LinuxLists.cc - Re: [Lse-tech] [PATCH] cpusets - big numa cpu and memory placement

2004-10-07 19:12:52

Subject: Re: [Lse-tech] [PATCH] cpusets - big numa cpu and memory placement

> Once you have the exclusive set in your example, wouldn't the existing
> functionality of CKRM provide you all the functionality the other
> non-exclusive sets require?
>
> Seems to me, we need a way to *restrict use* of certain resources
> (exclusive) and a way to *share use* of certain resources (non-exclusive.)
> CKRM does the latter right now, I believe, but not the former.

I'm losing you right at the top here, Rick. Sorry.

I'm no CKRM wizard, so tell me if I'm wrong.

But doesn't CKRM provide a way to control what percentage of the
compute cycles are available from a pool of cycles?

And don't cpusets provide a way to control which physical CPUs a
task can or cannot use?

Right.

And what I'm hearing is that if you're a job running in a set of shared
resources (i.e., non-exclusive) then by definition you are *not* a job
who cares about which processor you run on. I can't think of a situation
where I'd care about the physical locality, and the proximity of memory
and other nodes, but NOT care that other tasks might steal my cycles.

For parallel threaded apps with rapid synchronization between the
threads, as one gets with say OpenMP or MPI, there's a world of
difference. Giving both threads in a 2-way application of this kind
50% of the cycles on each of 2 processors can be an order of magnitude
slower than giving each thread 100% of one processor. Similarly, the
variability of runtimes for such threads pinned on distinct processors
can be an order of magnitude less than for floating threads.

Ah, so you want processor affinity for the tasks, then, not cpusets.

For shared resource environments where one is purchasing time
on your own computer, there's also world of difference. In many
cases one has paid (whether in real money to another company, or in
inter-departmental funny money - doesn't matter a whole lot here)
money for certain processor power, and darn well expects those
processors to sit idle if you don't use them.

One does? No, in my world, there's constant auditing going on and if
you can get away with having a machine idle, power to ya, but chances
are somebody's going to come and take away at least the cycles and maybe
the whole machine for somebody yammering louder than you about their
budget cuts. You get first cut, but if you're not using it, you don't
get to sit fat and happy.

And the vendor (whether your ISP or your MIS department) of these
resources can't hide the difference. Your work runs faster and with
dramatically more consistent runtimes if the entire processor/memory
units are yours, all yours, whether you use them or not.

When I'm not using them, my work doesn't run faster. It just doesn't run.

There is a fundamental difference between controlling which physical
processors on an SMP or NUMA system one may use, and adding delays
to the tasks of select users to ensure they don't use too much.

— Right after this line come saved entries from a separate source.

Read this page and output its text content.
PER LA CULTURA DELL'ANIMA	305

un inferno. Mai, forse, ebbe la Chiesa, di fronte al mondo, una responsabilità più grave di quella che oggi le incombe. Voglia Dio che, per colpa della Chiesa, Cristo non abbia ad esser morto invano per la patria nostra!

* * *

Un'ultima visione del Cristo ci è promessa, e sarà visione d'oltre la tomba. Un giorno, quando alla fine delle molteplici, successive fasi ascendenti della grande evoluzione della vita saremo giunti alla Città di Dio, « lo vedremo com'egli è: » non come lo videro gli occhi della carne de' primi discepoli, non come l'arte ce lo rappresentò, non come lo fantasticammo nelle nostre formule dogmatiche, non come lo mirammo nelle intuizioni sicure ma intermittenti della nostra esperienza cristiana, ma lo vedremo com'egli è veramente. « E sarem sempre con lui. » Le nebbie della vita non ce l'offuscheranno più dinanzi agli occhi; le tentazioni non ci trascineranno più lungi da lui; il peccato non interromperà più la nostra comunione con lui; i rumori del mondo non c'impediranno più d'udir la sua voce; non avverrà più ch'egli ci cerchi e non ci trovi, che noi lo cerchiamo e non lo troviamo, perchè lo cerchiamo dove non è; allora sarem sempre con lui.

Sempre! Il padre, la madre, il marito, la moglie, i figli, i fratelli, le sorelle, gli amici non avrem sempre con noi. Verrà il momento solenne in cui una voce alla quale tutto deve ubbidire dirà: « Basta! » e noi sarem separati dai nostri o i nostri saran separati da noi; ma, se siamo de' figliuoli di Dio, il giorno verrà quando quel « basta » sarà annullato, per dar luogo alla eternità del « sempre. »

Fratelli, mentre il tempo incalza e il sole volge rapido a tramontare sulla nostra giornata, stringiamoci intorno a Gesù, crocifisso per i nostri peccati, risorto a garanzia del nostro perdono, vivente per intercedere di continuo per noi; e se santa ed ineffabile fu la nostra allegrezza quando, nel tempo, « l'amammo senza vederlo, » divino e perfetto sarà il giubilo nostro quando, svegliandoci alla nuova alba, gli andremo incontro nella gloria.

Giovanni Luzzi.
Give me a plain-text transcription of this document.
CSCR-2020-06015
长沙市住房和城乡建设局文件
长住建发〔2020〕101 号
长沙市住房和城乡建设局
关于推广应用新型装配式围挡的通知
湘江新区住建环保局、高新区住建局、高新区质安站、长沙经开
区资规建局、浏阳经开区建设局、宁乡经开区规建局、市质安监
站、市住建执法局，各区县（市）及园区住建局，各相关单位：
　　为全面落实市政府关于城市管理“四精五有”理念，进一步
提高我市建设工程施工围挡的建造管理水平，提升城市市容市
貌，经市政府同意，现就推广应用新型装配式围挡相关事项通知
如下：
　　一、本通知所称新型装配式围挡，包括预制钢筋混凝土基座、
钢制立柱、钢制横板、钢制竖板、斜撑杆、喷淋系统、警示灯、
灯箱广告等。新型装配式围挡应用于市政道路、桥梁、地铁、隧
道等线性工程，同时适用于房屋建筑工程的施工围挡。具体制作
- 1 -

In the experience of SGI, and I hear tell of other companies,
workload management by fair share techniques (add delays to tasks
exceeding their allotment) has been found to be dramatically less
useful to customers,

Less useful than ... what? As a substitute for exclusive access to
one or more cpus, which currently is not possible? I can believe that.
But you're saying these companies didn't size their tasks properly to
the cpus they had allocated and yet didn't require exclusivity? How
would non-exclusive sets address this human failing? You have 30 cpus'
worth of tasks to run on 24 cpus. Somebody will take a hit, right,
whether CKRM or cpusets are managing those 24 cpus?

> * There is no clear policy on how to amiably create an exclusive set.
> The main problem is what to do with the tasks already there.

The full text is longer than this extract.